En marge de la célébration de la Journée des coutumes et traditions, le trésor vivant, le célèbre artiste traditionnel, Zoug-Nanzaguemda, à l’état civil Issaka Ouédraogo, a organisé un panel avec pour thème : « A la découverte de nos traditions : Le rôle de la tradition dans notre société et la valorisation des valeurs ancestrales ». Placé sous le patronage du ministre en charge de la culture, Gilbert Ouédraogo, le panel s’est déroulé le 14 mai 2026 à Ouagadougou.

Le Burkina Faso est un pays riche de par sa culture et sa tradition. Ainsi chaque 15 mai, le pays célèbre la Journée des coutumes et traditions. Une opportunité pour le trésor vivant, Zoug-Nanzaguemda, à l’état civil Issaka Ouédraogo d’animer un panel la veille de cet important rendez-vous. Dans son exposé, le traditionnaliste a en effet mis en exergue, le rôle de la tradition dans la société burkinabè et les valeurs ancestrales. Et c’est avec un brin de déception, qu’il a reconnu la perte des valeurs au sein de nos sociétés. Une situation qui, si on s’en tient à ses affirmations, est palpable dans la cellule familiale, avec les tensions qui y règnent. Inquiet donc, il estime qu’il y a urgence que l’on revienne aux fondamentaux de nos sociétés.
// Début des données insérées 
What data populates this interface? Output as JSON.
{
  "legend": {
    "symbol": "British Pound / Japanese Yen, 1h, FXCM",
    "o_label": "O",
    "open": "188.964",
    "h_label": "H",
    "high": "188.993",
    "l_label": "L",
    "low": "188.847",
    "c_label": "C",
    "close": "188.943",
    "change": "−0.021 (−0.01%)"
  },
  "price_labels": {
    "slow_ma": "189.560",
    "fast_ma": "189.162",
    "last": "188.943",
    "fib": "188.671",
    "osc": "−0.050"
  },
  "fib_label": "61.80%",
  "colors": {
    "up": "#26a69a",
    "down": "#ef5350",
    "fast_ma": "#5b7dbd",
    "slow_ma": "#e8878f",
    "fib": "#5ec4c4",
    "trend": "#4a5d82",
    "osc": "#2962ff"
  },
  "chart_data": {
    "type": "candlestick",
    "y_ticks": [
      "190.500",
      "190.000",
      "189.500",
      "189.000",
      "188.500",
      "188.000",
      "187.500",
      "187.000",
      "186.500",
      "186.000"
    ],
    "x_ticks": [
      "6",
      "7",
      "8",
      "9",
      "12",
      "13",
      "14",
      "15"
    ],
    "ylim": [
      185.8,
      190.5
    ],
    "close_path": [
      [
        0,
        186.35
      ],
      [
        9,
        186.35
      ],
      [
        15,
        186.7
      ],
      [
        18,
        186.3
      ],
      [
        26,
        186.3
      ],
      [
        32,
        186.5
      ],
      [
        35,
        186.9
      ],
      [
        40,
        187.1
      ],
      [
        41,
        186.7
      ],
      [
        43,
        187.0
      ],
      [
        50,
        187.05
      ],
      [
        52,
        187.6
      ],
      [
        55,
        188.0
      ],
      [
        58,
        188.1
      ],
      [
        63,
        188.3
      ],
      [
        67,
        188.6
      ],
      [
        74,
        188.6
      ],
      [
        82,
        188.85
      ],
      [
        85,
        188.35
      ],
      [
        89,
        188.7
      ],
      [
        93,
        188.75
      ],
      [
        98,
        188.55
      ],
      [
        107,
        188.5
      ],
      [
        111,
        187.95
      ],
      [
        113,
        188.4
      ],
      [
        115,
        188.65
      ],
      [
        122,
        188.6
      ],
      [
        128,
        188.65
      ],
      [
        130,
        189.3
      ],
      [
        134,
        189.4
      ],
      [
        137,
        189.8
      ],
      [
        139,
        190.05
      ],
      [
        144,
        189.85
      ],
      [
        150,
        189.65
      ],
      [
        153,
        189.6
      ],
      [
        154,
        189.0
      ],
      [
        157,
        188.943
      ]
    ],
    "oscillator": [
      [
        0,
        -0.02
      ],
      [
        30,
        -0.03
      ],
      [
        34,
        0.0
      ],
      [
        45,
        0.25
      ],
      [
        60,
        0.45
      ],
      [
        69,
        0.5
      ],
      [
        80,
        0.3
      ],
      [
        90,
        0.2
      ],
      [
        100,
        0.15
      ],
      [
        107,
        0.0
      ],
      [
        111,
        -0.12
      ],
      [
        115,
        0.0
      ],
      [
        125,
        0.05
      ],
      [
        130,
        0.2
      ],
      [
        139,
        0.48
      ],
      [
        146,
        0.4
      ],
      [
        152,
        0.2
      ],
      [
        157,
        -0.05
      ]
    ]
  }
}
L’opportunité pour le trésor humain vivant, de rendre hommage aux autorités pour l’institution du 15 mai, comme Journée des coutumes et traditions. « Un soutien majeur à la valorisation de la culture et de la tradition au Burkina Faso », s’est-il satisfait. De même, pense-t-il, elles pourront faire davantage en intégrant dans les programmes scolaires, l’histoire des grands hommes qui ont bâti le Burkina Faso, à travers des actes nobles qu’ils ont posés de leur vivant. Dans son adresse au public qui s’est mobilisé pour l’occasion, Issaka Ouédraogo a insisté sur la nécessité d’intégrer dans l’éducation de la relève, les valeurs liées au respect des aînés, à la considération de la vie humaine, à la paix, à la solidarité. Saisissant donc l’occasion, il a invité la jeunesse à intégrer les valeurs de patience, d’ardeur au travail et d’honnêteté, dans ses habitudes.
Faut-il le rappeler, le panel était placé sous le patronage du ministre en charge de la culture, Gilbert Ouédraogo, représenté par la Directrice régionale en charge de la culture dans la région du Kadiogo, Octavie Ouédraogo. Au nom donc du ministre, elle a salué l’initiative du panel, avant de confirmer que les autorités reconnaissent l’engagement de l’artiste dans la promotion de la culture burkinabè. « Il est le socle sur lequel ont été bâties de nombreuses chansons traditionnelles ». Et de poursuivre : «Il contribue à la transmission aux générations futures, des valeurs culturelles qui caractérisent la société burkinabè ». Fort de cela, la Directrice régionale a invité la jeunesse à profiter de ses connaissances pendant qu’il est toujours disponible.